By Laurence Washington
I think I’ve seen “Transformers Revenge of The Fallen” before. It was called “Transformers (07).” Now I’m sure that filmmaker Michael Bay was shooting for a new and improved movie. However, all he managed to conjure up was a louder, longer, and more smashed into bits type of movie.
All the explosions, crashing machinery and slow motion running through flying sand, wasn’t enough to keep the movie from becoming tedious at times. Basically it’s the same shtick: shape-shifting bad robots (the Decepticons) are battling the good robots (the Autobots). Except this time around, instead of battling for Earth, the whole universe is at stake.

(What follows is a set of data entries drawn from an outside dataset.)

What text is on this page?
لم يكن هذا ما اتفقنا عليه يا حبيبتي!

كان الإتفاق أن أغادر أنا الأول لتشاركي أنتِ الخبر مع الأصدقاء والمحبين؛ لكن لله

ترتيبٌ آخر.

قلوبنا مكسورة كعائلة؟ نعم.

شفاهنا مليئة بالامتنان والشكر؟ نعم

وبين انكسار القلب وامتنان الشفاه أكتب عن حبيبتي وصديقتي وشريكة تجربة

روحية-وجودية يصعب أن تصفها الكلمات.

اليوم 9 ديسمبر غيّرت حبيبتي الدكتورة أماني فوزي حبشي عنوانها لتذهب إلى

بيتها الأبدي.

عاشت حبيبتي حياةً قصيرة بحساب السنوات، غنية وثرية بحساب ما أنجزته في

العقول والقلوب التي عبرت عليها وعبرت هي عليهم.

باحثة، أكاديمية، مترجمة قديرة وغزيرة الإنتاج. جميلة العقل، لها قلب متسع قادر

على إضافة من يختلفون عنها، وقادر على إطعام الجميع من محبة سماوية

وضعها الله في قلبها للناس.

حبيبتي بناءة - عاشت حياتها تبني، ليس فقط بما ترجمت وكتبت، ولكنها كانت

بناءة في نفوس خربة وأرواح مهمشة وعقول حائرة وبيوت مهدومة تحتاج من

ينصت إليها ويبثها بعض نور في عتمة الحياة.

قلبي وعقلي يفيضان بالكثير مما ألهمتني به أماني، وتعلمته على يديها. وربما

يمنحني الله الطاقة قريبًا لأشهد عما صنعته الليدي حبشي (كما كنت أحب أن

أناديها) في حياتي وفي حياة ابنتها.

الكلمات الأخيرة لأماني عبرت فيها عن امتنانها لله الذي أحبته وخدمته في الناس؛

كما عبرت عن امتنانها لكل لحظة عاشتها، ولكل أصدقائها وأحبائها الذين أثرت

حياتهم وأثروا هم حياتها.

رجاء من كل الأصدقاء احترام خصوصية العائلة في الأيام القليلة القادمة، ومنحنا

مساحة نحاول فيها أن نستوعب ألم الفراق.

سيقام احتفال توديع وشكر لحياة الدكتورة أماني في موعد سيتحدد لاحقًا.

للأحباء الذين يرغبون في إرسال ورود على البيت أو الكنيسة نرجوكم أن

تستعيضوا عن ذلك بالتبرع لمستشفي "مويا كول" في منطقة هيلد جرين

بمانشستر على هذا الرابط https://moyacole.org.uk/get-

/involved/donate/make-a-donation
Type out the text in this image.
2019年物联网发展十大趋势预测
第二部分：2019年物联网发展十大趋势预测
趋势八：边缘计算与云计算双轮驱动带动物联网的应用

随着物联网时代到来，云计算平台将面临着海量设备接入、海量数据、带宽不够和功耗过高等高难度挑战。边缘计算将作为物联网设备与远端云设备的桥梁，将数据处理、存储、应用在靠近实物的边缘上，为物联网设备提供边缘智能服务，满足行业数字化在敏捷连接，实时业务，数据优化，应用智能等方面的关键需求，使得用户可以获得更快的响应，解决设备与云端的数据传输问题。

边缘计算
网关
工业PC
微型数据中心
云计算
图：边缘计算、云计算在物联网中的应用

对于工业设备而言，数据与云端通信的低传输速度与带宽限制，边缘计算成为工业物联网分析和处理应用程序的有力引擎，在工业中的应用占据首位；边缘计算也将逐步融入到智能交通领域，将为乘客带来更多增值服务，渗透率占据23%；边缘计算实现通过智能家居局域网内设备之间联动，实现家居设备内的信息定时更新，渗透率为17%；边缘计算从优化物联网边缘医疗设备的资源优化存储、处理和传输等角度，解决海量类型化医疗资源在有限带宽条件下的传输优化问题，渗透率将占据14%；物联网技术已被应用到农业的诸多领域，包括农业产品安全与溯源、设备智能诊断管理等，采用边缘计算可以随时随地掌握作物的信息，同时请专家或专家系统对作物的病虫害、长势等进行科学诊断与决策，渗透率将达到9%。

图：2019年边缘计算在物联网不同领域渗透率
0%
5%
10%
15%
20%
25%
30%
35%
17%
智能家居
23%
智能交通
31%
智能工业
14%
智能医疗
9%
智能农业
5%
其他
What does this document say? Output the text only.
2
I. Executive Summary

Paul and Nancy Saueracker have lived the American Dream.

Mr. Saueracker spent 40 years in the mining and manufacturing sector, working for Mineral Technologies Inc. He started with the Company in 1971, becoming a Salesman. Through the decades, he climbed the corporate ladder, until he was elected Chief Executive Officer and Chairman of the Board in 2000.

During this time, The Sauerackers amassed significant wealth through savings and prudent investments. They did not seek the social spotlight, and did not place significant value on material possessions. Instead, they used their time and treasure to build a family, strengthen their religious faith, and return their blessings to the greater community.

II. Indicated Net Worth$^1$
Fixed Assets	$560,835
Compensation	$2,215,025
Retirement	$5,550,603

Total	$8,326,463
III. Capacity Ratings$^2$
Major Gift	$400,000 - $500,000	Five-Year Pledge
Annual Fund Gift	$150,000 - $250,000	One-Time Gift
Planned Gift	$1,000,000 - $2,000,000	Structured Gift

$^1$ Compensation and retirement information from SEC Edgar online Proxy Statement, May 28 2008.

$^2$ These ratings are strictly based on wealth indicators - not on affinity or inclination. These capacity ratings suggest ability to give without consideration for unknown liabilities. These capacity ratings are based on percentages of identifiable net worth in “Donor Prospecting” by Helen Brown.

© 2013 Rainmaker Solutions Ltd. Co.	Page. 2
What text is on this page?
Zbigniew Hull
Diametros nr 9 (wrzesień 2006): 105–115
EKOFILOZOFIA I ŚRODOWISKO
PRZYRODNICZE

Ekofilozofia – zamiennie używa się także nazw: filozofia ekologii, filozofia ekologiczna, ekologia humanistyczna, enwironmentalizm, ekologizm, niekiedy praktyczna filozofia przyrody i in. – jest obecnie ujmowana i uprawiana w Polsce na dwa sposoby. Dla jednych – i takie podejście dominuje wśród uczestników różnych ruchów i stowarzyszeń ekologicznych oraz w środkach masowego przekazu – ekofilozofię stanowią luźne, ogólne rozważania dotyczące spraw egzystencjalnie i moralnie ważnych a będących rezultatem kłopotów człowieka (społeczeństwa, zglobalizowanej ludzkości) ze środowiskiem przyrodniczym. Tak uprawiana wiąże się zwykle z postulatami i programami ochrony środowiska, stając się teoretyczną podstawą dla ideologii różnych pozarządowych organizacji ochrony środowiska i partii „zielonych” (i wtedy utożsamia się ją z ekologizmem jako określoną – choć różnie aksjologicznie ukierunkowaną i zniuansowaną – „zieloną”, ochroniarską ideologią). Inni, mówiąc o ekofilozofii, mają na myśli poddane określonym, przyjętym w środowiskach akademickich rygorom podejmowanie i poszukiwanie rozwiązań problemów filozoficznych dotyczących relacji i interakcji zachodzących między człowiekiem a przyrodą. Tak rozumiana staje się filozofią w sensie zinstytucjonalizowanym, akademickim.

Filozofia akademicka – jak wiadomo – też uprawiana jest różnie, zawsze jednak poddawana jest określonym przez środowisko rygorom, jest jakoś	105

It’s two years since the Decepticons and Autobots last conflict. Sam (Shia LaBeouf) is off to college. His girlfriend Mikaela (Megan Fox) stops by to visit Sam when the war between the robots begins again. It isn’t long before the pair and Sam’s roommate are off on an international hunt for a missing matrix artifact hidden inside a pyramid that will resurrect Optimus Prime, the Autobot’s leader who gets killed helping the U.S military fight the evil Decepticons.
Tyrese Gibson and Josh Duhamel return as U.S. soldiers helping the Autobots, and Sam’s dimwitted parents (Kevin Dunn, Julie White) also get involved in the fighting while on holiday in Europe. The story’s Indiana Jones-style ending takes place in the Egyptian desert where man battles the nasty metallic monsters.
It should be mentioned that several film critics have been put off by the jive-talking twin Autobots, Skids and Mudflap — accusing the characters of fostering negative stereotypes in the tradition of Jar Jar Binks or Minstrel characters, but films such as “Transformers” are critic proof and will probably yield millions.